No caso da esquerda marxista, entretanto, não existe uma interpretação consensual da crise, nem existe acordo sobre os caminhos do futuro. Alguns seguem uma linha próxima da escola keynesiana e privilegiam a financeirização capitalista como causa da crise atual, enquanto outros seguem a linha clássica da teoria da "sobreprodução", do "subconsumo" [4] e da "tendência ao declínio da taxa de lucros" [5]. E ainda existe uma esquerda pós-moderna que interpreta a crise atual como resultado combinado de tudo isto e mais uma série de determinações ecológicas, demográficas, alimentares e energéticas.

 

Do ponto de vista propositivo, alguns marxistas acreditam na eficácia de uma solução "keynesiana" radicalizada [6], outros acham que chegou a hora do socialismo [7], e muitos consideram que acabou o capitalismo e a modernidade e só cabe lutar por uma nova forma de globalização solidária, onde as relações sociais sejam desmercantilizadas, e o produto social seja devolvido aos seus produtores diretos [8]. Numa linha diferente, se colocam os autores neomarxistas que associam as crises econômicas capitalistas com o que chamam de ciclos e crises hegemônicas mundiais, que envolvem, além da economia, as relações globais de poder [9].

 

Estas teorias lêem a história do sistema mundial como uma sucessão de ciclos hegemônicos, uma espécie de ciclos biológicos dos Estados e das economias nacionais que nascem, crescem, dominam o mundo e depois decaem e são substituídos por um novo Estado e uma nova economia nacional que percorreria o mesmo ciclo anterior até chegar à sua própria hora da decadência. Neste momento, a maioria destes autores considera que a crise econômica atual é uma parte decisiva da "crise da hegemonia" dos EUA, que deverão ser substituídos por um novo centro de poder e acumulação mundial de capital, que provavelmente está situado na China.

 

Do nosso ponto de vista, entretanto, a melhor maneira de pensar o "sistema inter-estatal capitalista", que se formou a partir da expansão européia do século XVI, não é através de uma metáfora biológica, e sim cosmológica, olhando para o sistema como se ele fosse um "universo em expansão" contínua.
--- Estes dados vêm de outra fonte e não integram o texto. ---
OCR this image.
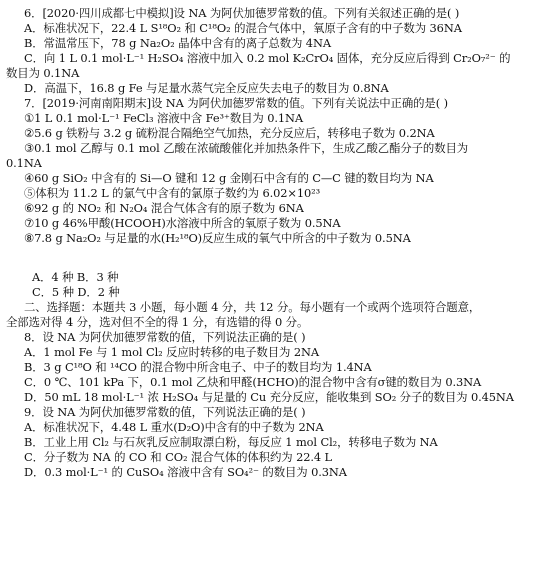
6．[2020·四川成都七中模拟]设 NA 为阿伏加德罗常数的值。下列有关叙述正确的是( )
A．标准状况下，22.4 L S¹⁸O₂ 和 C¹⁸O₂ 的混合气体中，氧原子含有的中子数为 36NA
B．常温常压下，78 g Na₂O₂ 晶体中含有的离子总数为 4NA
C．向 1 L 0.1 mol·L⁻¹ H₂SO₄ 溶液中加入 0.2 mol K₂CrO₄ 固体，充分反应后得到 Cr₂O₇²⁻ 的
数目为 0.1NA
D．高温下，16.8 g Fe 与足量水蒸气完全反应失去电子的数目为 0.8NA
7．[2019·河南南阳期末]设 NA 为阿伏加德罗常数的值。下列有关说法中正确的是( )
①1 L 0.1 mol·L⁻¹ FeCl₃ 溶液中含 Fe³⁺数目为 0.1NA
②5.6 g 铁粉与 3.2 g 硫粉混合隔绝空气加热，充分反应后，转移电子数为 0.2NA
③0.1 mol 乙醇与 0.1 mol 乙酸在浓硫酸催化并加热条件下，生成乙酸乙酯分子的数目为
0.1NA
④60 g SiO₂ 中含有的 Si—O 键和 12 g 金刚石中含有的 C—C 键的数目均为 NA
⑤体积为 11.2 L 的氯气中含有的氯原子数约为 6.02×10²³
⑥92 g 的 NO₂ 和 N₂O₄ 混合气体含有的原子数为 6NA
⑦10 g 46%甲酸(HCOOH)水溶液中所含的氧原子数为 0.5NA
⑧7.8 g Na₂O₂ 与足量的水(H₂¹⁸O)反应生成的氧气中所含的中子数为 0.5NA
A．4 种 B．3 种
C．5 种 D．2 种
二、选择题：本题共 3 小题，每小题 4 分，共 12 分。每小题有一个或两个选项符合题意，
全部选对得 4 分，选对但不全的得 1 分，有选错的得 0 分。
8．设 NA 为阿伏加德罗常数的值，下列说法正确的是( )
A．1 mol Fe 与 1 mol Cl₂ 反应时转移的电子数目为 2NA
B．3 g C¹⁸O 和 ¹⁴CO 的混合物中所含电子、中子的数目均为 1.4NA
C．0 ℃、101 kPa 下，0.1 mol 乙炔和甲醛(HCHO)的混合物中含有σ键的数目为 0.3NA
D．50 mL 18 mol·L⁻¹ 浓 H₂SO₄ 与足量的 Cu 充分反应，能收集到 SO₂ 分子的数目为 0.45NA
9．设 NA 为阿伏加德罗常数的值，下列说法正确的是( )
A．标准状况下，4.48 L 重水(D₂O)中含有的中子数为 2NA
B．工业上用 Cl₂ 与石灰乳反应制取漂白粉，每反应 1 mol Cl₂，转移电子数为 NA
C．分子数为 NA 的 CO 和 CO₂ 混合气体的体积约为 22.4 L
D．0.3 mol·L⁻¹ 的 CuSO₄ 溶液中含有 SO₄²⁻ 的数目为 0.3NA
Com um núcleo central formado pelos Estados e economias nacionais que lutam pelo "poder global", que são inseparáveis, complementares e competitivos e que estão em permanente preparação para a guerra, uma guerra futura e eventual, que talvez nunca ocorra, e que não é necessário que venha a ocorrer [10].

 

Por isto, os Estados e economias que compõem o sistema inter-estatal capitalista estão sempre criando, ao mesmo tempo, ordem e desordem, expansão e crise, paz e guerra. E as potências que uma vez ocupam a posição de liderança não desaparecem nem são derrotadas por seu "sucessor". Elas permanecem e tendem a se fundir com as forças ascendentes, criando blocos político-econômicos cada vez mais poderosos como aconteceu, por exemplo, no caso da "sucessão" da Holanda pela Grã Bretanha, e desta pelos Estados Unidos, que significou de fato um alargamento sucessivo das fronteiras do poder anglo-saxônico. Não existe ainda nenhuma teoria que dê conta das relações entre as crises econômicas e as transformações geopolíticas do sistema mundial. Mas o que já está claro faz muito tempo é que dentro do sistema inter-estatal capitalista, as crises econômicas e as guerras não são, necessariamente, um anúncio do "fim" ou do "colapso" dos Estados e das economias envolvidas. Pelo contrário, na maioria das vezes fazem parte de um mecanismo essencial da acumulação do poder e da riqueza dos Estados mais fortes envolvidos na origem e na dinâmica destas grandes turbulências.

 

Do nosso ponto de vista, as crises e guerras que estão em curso neste início do século XXI ainda fazem parte de uma transformação estrutural, de longo prazo, que começou na década de 1970 e provocou uma "explosão expansiva" e um grande aumento da "pressão competitiva" interna, dentro do sistema mundial. Esta transformação estrutural em curso começou na década de 70, exatamente no momento em que se começou a falar de "crise da hegemonia americana", e de início da "crise terminal" do poder americano.

 

E, no entanto, foi a resposta que os EUA deram à sua própria crise que acabou provocando esta transformação de longo prazo da economia e da política mundial que está em pleno curso. Basta dizer que foram estas mudanças lideradas pelos EUA que trouxeram de volta ao sistema mundial, depois de 1991, as duas velhas potências do século XIX, a Alemanha e a Rússia, além de incluir dentro do sistema a China, a Índia, e quase todos os principais concorrentes dos Estados Unidos deste início de século.

 

Neste sentido, aliás, a "crise de liderança" dos Estados Unidos, depois de 2003, serviu apenas para dar uma maior visibilidade a este processo que se acelerou depois do fim da Guerra Fria, já agora com novas e velhas potências regionais atuando de forma cada vez mais "desembaraçada" na defesa dos seus interesses nacionais e na reivindicação de suas "zonas de influência".

 

Do ponto de vista do sistema inter-estatal capitalista, esta dinâmica contraditória significa que os EUA ainda estão liderando as transformações estruturais do próprio sistema. A política expansiva dos EUA, desde 1970, ativou e aprofundou as contradições do sistema, derrubou instituições e regras, fez guerras e acabou fortalecendo os estados e as economias que hoje estão disputando com eles as supremacias regionais ao redor do mundo. Mas, ao mesmo tempo, estas mesmas competições e guerras cumpriram e seguem cumprindo um papel decisivo na reprodução e na acumulação do poder e do capital norte-americano, que também necessita manter-se em estado de tensão permanente, para reproduzir sua posição no topo da hierarquia mundial. O fundamental, no fim de cada uma destas grandes tormentas, é saber quem ficou com o controle da moeda internacional, dos mercados financeiros e da inovação tecnológico-militar de ponta.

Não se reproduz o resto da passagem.